Мы были бледны и потрясены. Сомневаться и надеяться было нельзя: перитонит — воспаление брюшины и — неминуемая, мучительнейшая смерть.

— Сумасшедший человек! — яростно гудел, моя руки, рыжий ассистент. — И вот так всегда. Держится, держится и вдруг стрельнет в голову, и выкинет такой камуфлет. И, главное, оперировать гнойный сальпингит и не иметь согласия ни от больной, ни от ее родных! Опять будут кричать: зарезал! Бедное дитя!..

Анна спала, спокойно и ровно дыша. Ее молодое, цветущее тело еще ничего не знало о яде, который ее отравил, а мне, когда я взглядывал на нее, уже чудилось, что над ней смутно вырисовывается неумолимое лицо.

IV

Смерть не старуха-скелет с косой в руке, а — нечто гигантское, таинственно-прекрасное. Я думал о смерти весь этот день и мгновениями она открывалась мне.

Вечером Анна лежала слабая, но веселая, у ней немного болела голова и она с недоумением спрашивала:

— А зачем вы надели мне на живот корсет?

Я долго сидел у ее изголовья и мне представлялось, что я вижу, как страшный яд, разливаясь, шаг за шагом, неуловимо захватывает весь ее организм. А она слабо улыбалась, не подозревая ничего.
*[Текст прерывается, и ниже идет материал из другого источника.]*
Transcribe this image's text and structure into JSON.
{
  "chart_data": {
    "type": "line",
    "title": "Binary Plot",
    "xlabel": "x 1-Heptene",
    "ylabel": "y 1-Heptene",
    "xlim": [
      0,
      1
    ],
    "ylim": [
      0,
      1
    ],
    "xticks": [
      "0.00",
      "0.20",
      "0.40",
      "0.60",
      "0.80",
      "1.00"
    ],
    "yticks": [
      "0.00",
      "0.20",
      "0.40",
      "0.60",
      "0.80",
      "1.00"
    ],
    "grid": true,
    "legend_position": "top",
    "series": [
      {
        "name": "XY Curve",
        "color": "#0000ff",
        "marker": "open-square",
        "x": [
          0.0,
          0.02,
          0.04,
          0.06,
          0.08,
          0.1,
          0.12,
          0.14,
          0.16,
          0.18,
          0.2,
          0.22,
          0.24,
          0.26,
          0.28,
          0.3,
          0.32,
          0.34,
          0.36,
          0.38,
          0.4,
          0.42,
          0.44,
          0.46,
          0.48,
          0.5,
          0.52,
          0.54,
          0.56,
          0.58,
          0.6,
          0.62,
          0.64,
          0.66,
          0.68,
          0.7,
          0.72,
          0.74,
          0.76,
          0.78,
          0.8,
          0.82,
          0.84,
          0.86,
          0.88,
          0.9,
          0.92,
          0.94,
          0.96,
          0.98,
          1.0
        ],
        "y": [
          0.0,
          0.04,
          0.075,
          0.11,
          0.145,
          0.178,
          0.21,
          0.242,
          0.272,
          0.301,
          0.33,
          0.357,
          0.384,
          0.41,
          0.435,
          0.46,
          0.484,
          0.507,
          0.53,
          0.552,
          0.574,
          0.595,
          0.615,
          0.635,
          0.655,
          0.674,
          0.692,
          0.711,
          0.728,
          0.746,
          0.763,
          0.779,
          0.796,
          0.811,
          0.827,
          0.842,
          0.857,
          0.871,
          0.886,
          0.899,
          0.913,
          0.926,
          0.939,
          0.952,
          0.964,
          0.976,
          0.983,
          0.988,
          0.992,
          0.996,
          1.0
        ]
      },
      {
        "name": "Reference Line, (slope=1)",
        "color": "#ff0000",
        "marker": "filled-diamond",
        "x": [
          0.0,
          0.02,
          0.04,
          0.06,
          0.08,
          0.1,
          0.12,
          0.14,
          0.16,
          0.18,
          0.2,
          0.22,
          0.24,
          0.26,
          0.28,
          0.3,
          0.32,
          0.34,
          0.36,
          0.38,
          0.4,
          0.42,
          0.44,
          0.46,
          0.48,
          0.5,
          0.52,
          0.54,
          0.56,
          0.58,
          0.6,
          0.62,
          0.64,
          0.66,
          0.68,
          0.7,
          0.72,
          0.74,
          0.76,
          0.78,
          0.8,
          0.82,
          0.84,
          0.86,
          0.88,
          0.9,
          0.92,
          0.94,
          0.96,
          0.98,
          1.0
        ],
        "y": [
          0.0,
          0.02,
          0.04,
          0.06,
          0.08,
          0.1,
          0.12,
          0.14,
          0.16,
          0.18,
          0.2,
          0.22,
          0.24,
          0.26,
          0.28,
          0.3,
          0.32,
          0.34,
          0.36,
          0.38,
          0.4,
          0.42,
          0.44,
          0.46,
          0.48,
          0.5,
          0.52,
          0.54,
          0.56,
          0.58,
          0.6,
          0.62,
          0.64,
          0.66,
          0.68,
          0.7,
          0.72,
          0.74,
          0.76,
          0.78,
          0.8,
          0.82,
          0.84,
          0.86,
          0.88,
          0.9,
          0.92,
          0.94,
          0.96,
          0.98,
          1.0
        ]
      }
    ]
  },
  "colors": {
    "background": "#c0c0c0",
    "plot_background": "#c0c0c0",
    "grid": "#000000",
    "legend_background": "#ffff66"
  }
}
На следующий день ее снова хлороформировали. Профессор работал над ней целый час и, проткнув ее в нескольких местах ножом, как куклу, набил и начинил всю иодоформенной марлей. Миновал еще день, и все шло хорошо. Она была слаба, ей не давали ничего есть, она чувствовала голод и шутила, но была бодра, и невольно у нас мелькала невероятная мысль.
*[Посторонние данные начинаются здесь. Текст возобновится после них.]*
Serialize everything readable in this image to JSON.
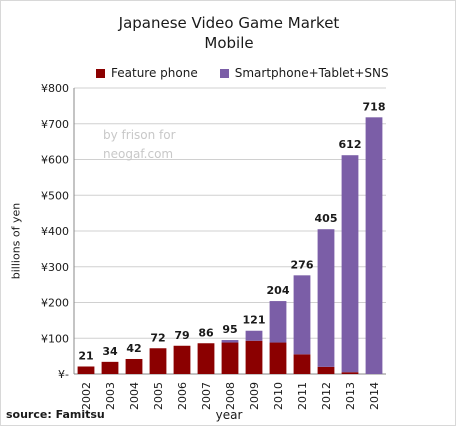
{
  "chart_data": {
    "type": "bar",
    "stacked": true,
    "title": "Japanese Video Game Market",
    "subtitle": "Mobile",
    "ylabel": "billions of yen",
    "xlabel": "year",
    "categories": [
      "2002",
      "2003",
      "2004",
      "2005",
      "2006",
      "2007",
      "2008",
      "2009",
      "2010",
      "2011",
      "2012",
      "2013",
      "2014"
    ],
    "series": [
      {
        "name": "Feature phone",
        "color": "#8b0000",
        "values": [
          21,
          34,
          42,
          72,
          79,
          86,
          88,
          93,
          88,
          55,
          20,
          5,
          0
        ]
      },
      {
        "name": "Smartphone+Tablet+SNS",
        "color": "#7b5ea7",
        "values": [
          0,
          0,
          0,
          0,
          0,
          0,
          7,
          28,
          116,
          221,
          385,
          607,
          718
        ]
      }
    ],
    "totals": [
      21,
      34,
      42,
      72,
      79,
      86,
      95,
      121,
      204,
      276,
      405,
      612,
      718
    ],
    "ylim": [
      0,
      800
    ],
    "yticks": [
      0,
      100,
      200,
      300,
      400,
      500,
      600,
      700,
      800
    ],
    "ytick_labels": [
      "¥-",
      "¥100",
      "¥200",
      "¥300",
      "¥400",
      "¥500",
      "¥600",
      "¥700",
      "¥800"
    ],
    "legend_position": "top"
  },
  "source": "source: Famitsu",
  "watermark": [
    "by frison for",
    "neogaf.com"
  ]
}
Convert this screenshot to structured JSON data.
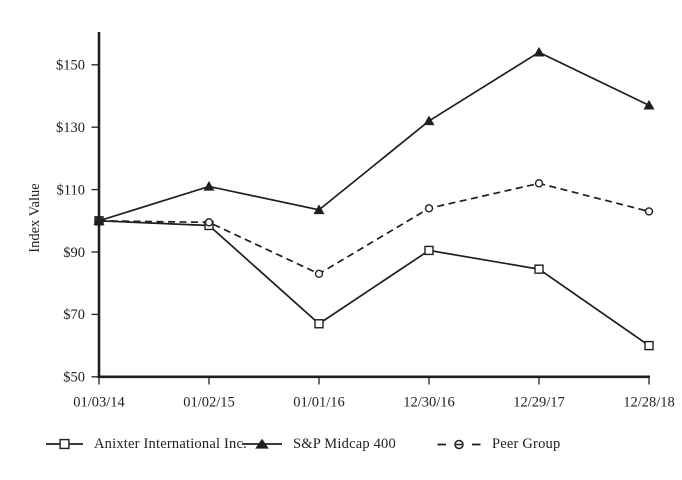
{
  "chart_data": {
    "type": "line",
    "ylabel": "Index Value",
    "ink_color": "#1f1f1f",
    "x_categories": [
      "01/03/14",
      "01/02/15",
      "01/01/16",
      "12/30/16",
      "12/29/17",
      "12/28/18"
    ],
    "y_ticks": [
      50,
      70,
      90,
      110,
      130,
      150
    ],
    "y_tick_labels": [
      "$50",
      "$70",
      "$90",
      "$110",
      "$130",
      "$150"
    ],
    "ylim": [
      50,
      160
    ],
    "grid": false,
    "legend_position": "bottom",
    "series": [
      {
        "name": "Anixter International Inc.",
        "line": "solid",
        "marker": "square-open",
        "values": [
          100,
          98.5,
          67,
          90.5,
          84.5,
          60
        ]
      },
      {
        "name": "S&P Midcap 400",
        "line": "solid",
        "marker": "triangle-filled",
        "values": [
          100,
          111,
          103.5,
          132,
          154,
          137
        ]
      },
      {
        "name": "Peer Group",
        "line": "dashed",
        "marker": "circle-open",
        "values": [
          100,
          99.5,
          83,
          104,
          112,
          103
        ]
      }
    ]
  },
  "legend": {
    "items": [
      {
        "label": "Anixter International Inc."
      },
      {
        "label": "S&P Midcap 400"
      },
      {
        "label": "Peer Group"
      }
    ]
  }
}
— А может быть, случится чудо?

Делая обыденные дела, мы все время думали о ней, через каждый час заходили посмотреть на нее, и мне казалось опять, что около нее стоит некто невидимый, с рукой поднятой, чтобы нанести удар.

Началось ночью, на третий день. Температура сразу, скачком, прыгнула вверх, лицо посерело, щеки ввалились, потухли глаза, заострился нос и, в один час, красивая Анна стала похожа на труп.

Но смерть была милостива к ней. Страшный перитонит, обыкновенно, мучительнейшая из всех болезней, когда кричат от прикосновения пушинки к животу, поразил ее сильнейшей из своих форм: оглушил ее мощным и верным ударом, напоил опьяняющим ядом ее мозг, и она умирала в счастливом туманном бреду.

Она лежала в отдельной палате и я, не отходя, сидел около нее. Ее глаза были закрыты, на голове лежал пузырь со льдом. Время от времени она раскрывала рот, двигала, улыбаясь, губами и тогда сиделка вливала ей по ложечке ледяное молоко. Она слабо держала мою руку, иногда почти неуловимо пожимая ее, но для нее это была не моя рука. Рядом с ней был другой человек. Блаженно смеясь, она давала ему нежные имена и, в счастливой мечте, снова переживала свою любовь.

— Золотко! — шептала она. — Пойдем гулять…

Постоянно в палату кто-нибудь осторожно входил и подолгу стоял, со странным лицом смотря на нее. Зачем-то ей вспрыскивали эфир и камфару, точно нарочно желая продлить счастливый бред, и после каждого вспрыскиванья на минуту сильнее билось сердце, ярче жили образы, она крепче сжимала мою руку и нежней шептала ласкающие слова.

Два раза быстро подходил к палате сам профессор, открывал немного дверь, смотрел блестящими сквозь очки глазами и, резко повернувшись, уходил. Время шло, час улетал за часом, темнело, настал вечер, — понемногу у нее начал отниматься язык.

Она не могла уже говорить, но радостно вздыхая продолжала шевелить губами и ее рука, не отпуская, держала мою. Прежние образы продолжали жить в ее гаснущем мозгу.

Уже поздно ночью я не выдержал, оставил ее. Она чуть заметно дышала и жизнь едва теплилась в ней. Я ушел в комнату для врачей, долго сидел, весь разбитый на диване, потом прилег и незаметно заснул. Но я проснулся, как от неожиданного сильного толчка. У меня громко стучало сердце, и я знал уже, что Анна умерла.

И когда я прибежал в ее палату, — она лежала все с тем же счастливым лицом, но не дышала. Сиделка, сладко всхрапывая, спала на кресле рядом с ней.